A Parábola dos Talentos – O Fim de Uma Distopia

A Parábola dos Talentos é o segundo e final de livro da saga A Semente da Terra, autorada pela Octavia E. Butler e publicado no Brasil pela Editora Morro Branco (que é dona de ambos os meus rins). Já falei aqui no site sobre A Parábola do Semeador, o primeiro livro, e, naturalmente, agora é hora de falar da continuação.

Ao final d’A Parábola do Semeador, deixamos Lauren no início da fundação de uma comunidade chamada Bolota. É daí que começa A Parábola dos Talentos; Bolota nasce, cresce e, como todas as coisas, físicas e metafísicas, também morre. Mas esse não é o fim da Semente da Terra, religião fundada por Lauren – que passa a ser conhecida como Olemina –, e sim o espalhamento de suas sementes.

Um dos pontos interessantes da obra é lidar diretamente com religião e crença, enquanto muitos autores de ficção científica ignoram ou então quase não desenvolvem esse ponto sobre seus cenários fictícios. A construção da religião Semente da Terra em si é bastante única. Na vida real, é raro se ver uma religião que não promete um paraíso após a morte, ou propõe um Deus que não liga pessoalmente para os seus fiéis.

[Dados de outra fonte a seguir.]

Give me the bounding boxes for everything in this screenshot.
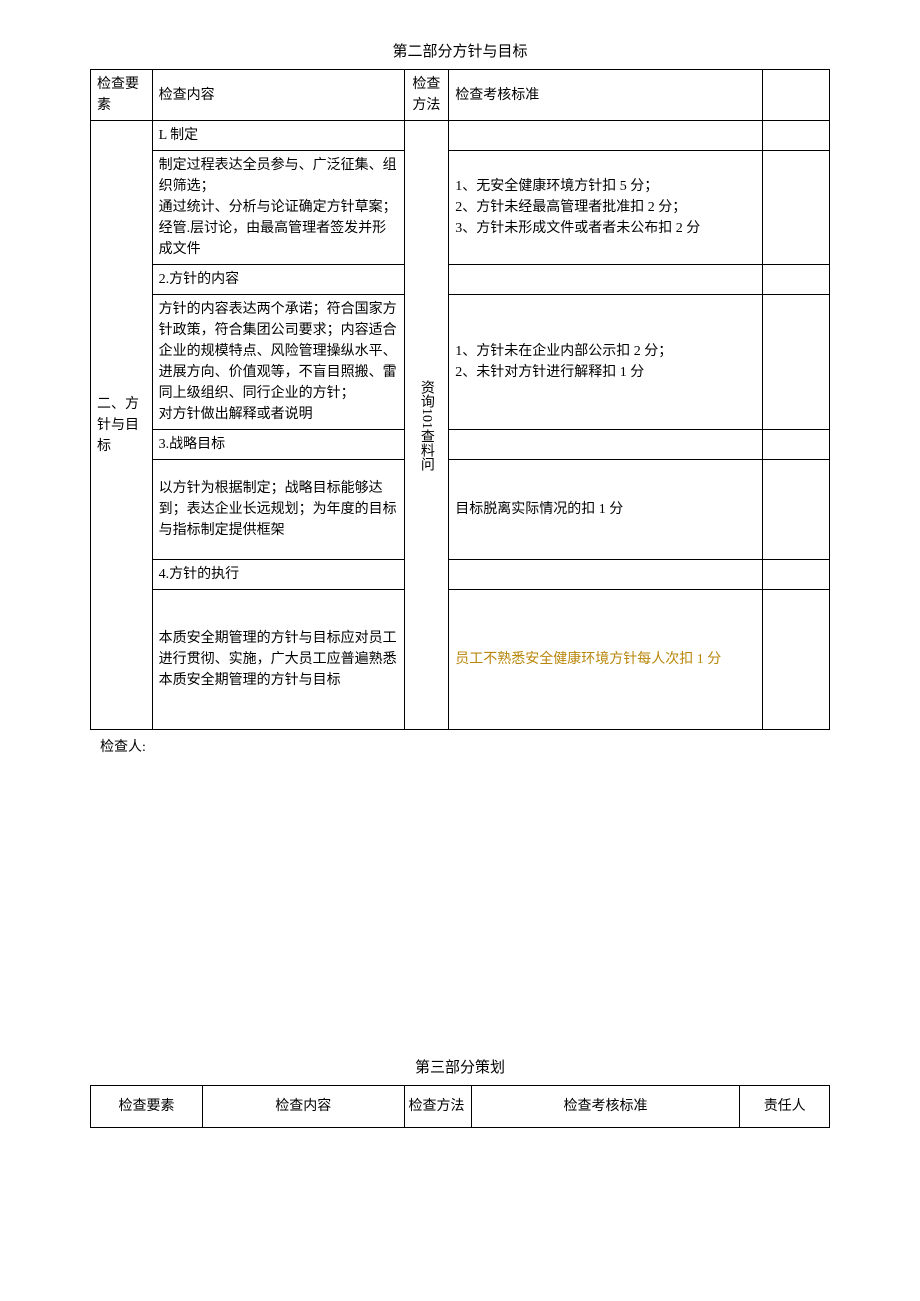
table-section1: 检查要素 检查内容 检查方法 检查考核标准 二、方针与目标 L 制定 资询101… <box>90 69 830 730</box>
inspector-label: 检查人: <box>100 736 830 756</box>
standard-empty-cell <box>449 121 763 151</box>
empty-cell <box>762 460 829 560</box>
content-header-cell: 3.战略目标 <box>152 430 404 460</box>
header-element: 检查要素 <box>91 70 153 121</box>
empty-cell <box>762 121 829 151</box>
standard-empty-cell <box>449 265 763 295</box>
standard-empty-cell <box>449 560 763 590</box>
table-row: 二、方针与目标 L 制定 资询101查料问 <box>91 121 830 151</box>
empty-cell <box>762 295 829 430</box>
content-body-cell: 方针的内容表达两个承诺；符合国家方针政策，符合集团公司要求；内容适合企业的规模特… <box>152 295 404 430</box>
standard-empty-cell <box>449 430 763 460</box>
table-row: 本质安全期管理的方针与目标应对员工进行贯彻、实施，广大员工应普遍熟悉本质安全期管… <box>91 590 830 730</box>
empty-cell <box>762 430 829 460</box>
standard-cell-highlight: 员工不熟悉安全健康环境方针每人次扣 1 分 <box>449 590 763 730</box>
header-method: 检查方法 <box>404 70 449 121</box>
section1-title: 第二部分方针与目标 <box>90 40 830 61</box>
standard-cell: 1、无安全健康环境方针扣 5 分； 2、方针未经最高管理者批准扣 2 分； 3、… <box>449 151 763 265</box>
content-body-cell: 制定过程表达全员参与、广泛征集、组织筛选； 通过统计、分析与论证确定方针草案； … <box>152 151 404 265</box>
table-section2: 检查要素 检查内容 检查方法 检查考核标准 责任人 <box>90 1085 830 1128</box>
spacer <box>90 756 830 956</box>
content-header-cell: L 制定 <box>152 121 404 151</box>
header2-content: 检查内容 <box>202 1086 404 1128</box>
standard-cell: 目标脱离实际情况的扣 1 分 <box>449 460 763 560</box>
table-row: 4.方针的执行 <box>91 560 830 590</box>
table-row: 方针的内容表达两个承诺；符合国家方针政策，符合集团公司要求；内容适合企业的规模特… <box>91 295 830 430</box>
content-body-cell: 本质安全期管理的方针与目标应对员工进行贯彻、实施，广大员工应普遍熟悉本质安全期管… <box>152 590 404 730</box>
standard-cell: 1、方针未在企业内部公示扣 2 分； 2、未针对方针进行解释扣 1 分 <box>449 295 763 430</box>
table-header-row: 检查要素 检查内容 检查方法 检查考核标准 <box>91 70 830 121</box>
table-row: 以方针为根据制定；战略目标能够达到；表达企业长远规划；为年度的目标与指标制定提供… <box>91 460 830 560</box>
content-body-cell: 以方针为根据制定；战略目标能够达到；表达企业长远规划；为年度的目标与指标制定提供… <box>152 460 404 560</box>
empty-cell <box>762 590 829 730</box>
table-row: 3.战略目标 <box>91 430 830 460</box>
method-cell: 资询101查料问 <box>404 121 449 730</box>
header2-responsible: 责任人 <box>740 1086 830 1128</box>
table2-header-row: 检查要素 检查内容 检查方法 检查考核标准 责任人 <box>91 1086 830 1128</box>
section2-title: 第三部分策划 <box>90 1056 830 1077</box>
content-header-cell: 4.方针的执行 <box>152 560 404 590</box>
table-row: 制定过程表达全员参与、广泛征集、组织筛选； 通过统计、分析与论证确定方针草案； … <box>91 151 830 265</box>
content-header-cell: 2.方针的内容 <box>152 265 404 295</box>
empty-cell <box>762 151 829 265</box>
table-row: 2.方针的内容 <box>91 265 830 295</box>
header2-method: 检查方法 <box>404 1086 471 1128</box>
header-empty <box>762 70 829 121</box>
element-cell: 二、方针与目标 <box>91 121 153 730</box>
empty-cell <box>762 265 829 295</box>
header-content: 检查内容 <box>152 70 404 121</box>
header2-element: 检查要素 <box>91 1086 203 1128</box>
header2-standard: 检查考核标准 <box>471 1086 740 1128</box>
empty-cell <box>762 560 829 590</box>
header-standard: 检查考核标准 <box>449 70 763 121</box>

O Deus de Olemina é mudança, apenas isso, e a Semente da Terra é a fé de que se pode moldá-lo.

Capa da obra

Eu quase me converti lendo a saga, o que é um sintoma da construção excelente não só da religião em si, mas também da personagem Lauren. É estabelecido pela narrativa que ela é bastante persuasiva; de fato, nem o leitor escapa disso.

Uma consequência desses dois aspectos da obra é que Lauren consegue moldar o caos não pela violência, e sim pela cooperação mútua, fazendo amizades, construindo laços e comunidades. O segundo livro da saga Semente da Terra representa o fim do pesadelo.

E tudo isso sem condenar o uso de violência em defesa própria.

Um dos meus problemas maiores com sagas distópicas populares, como Jogos Vorazes, é justamente a moral higienista de que qualquer uso de violência é reprovável; que as pessoas oprimidas forçadas a se defender de maneira violenta irão se tornar opressoras depois. Octavia navega muito bem esse tema delicado: violência não é a única resposta para tudo, entretanto não se pode condenar uma vítima por se proteger por quaisquer meios necessários.

Também fiquei bastante satisfeita de nesse livro receber a explicação para uma pergunta do primeiro: por que raios o interesse romântico da Lauren – de DEZOITO anos – tem cinquenta e poucos? É dada uma ênfase grande para essa faceta do casal, e sim, tem uma razão (a qual não posso divulgar nesta resenha).

Por sinal, tal como Kindred, a obra constrói uma relação amorosa bastante real. Eles se amam, porém possuem suas desavenças, uma parte delas causadas pelo machismo do parceiro de Olemina.

A estrutura da narrativa é bastante única. A Parábola dos Talentos é a busca da filha de Lauren pela história de sua mãe, portanto temos pontos de vista variados, que levantam vários questionamentos sobre as personagens e o cenário sem fornecer, necessariamente, respostas prontas.

E, como sempre, eu tenho uma ressalva: ao contrário do primeiro livro da saga, este finalmente traz alguma representatividade LGBT, porém cai na armadilha der todos os personagens LGBT sofrerem fins trágicos. Seria interessante ter visto algum personagem LGBT terminar vivo e feliz…

Para fechar essa resenha, a leitura de A Parábola dos Talentos (assim como de A Parábola do Semeador) é uma brisa fresca e bem-vinda ao gênero das distopias.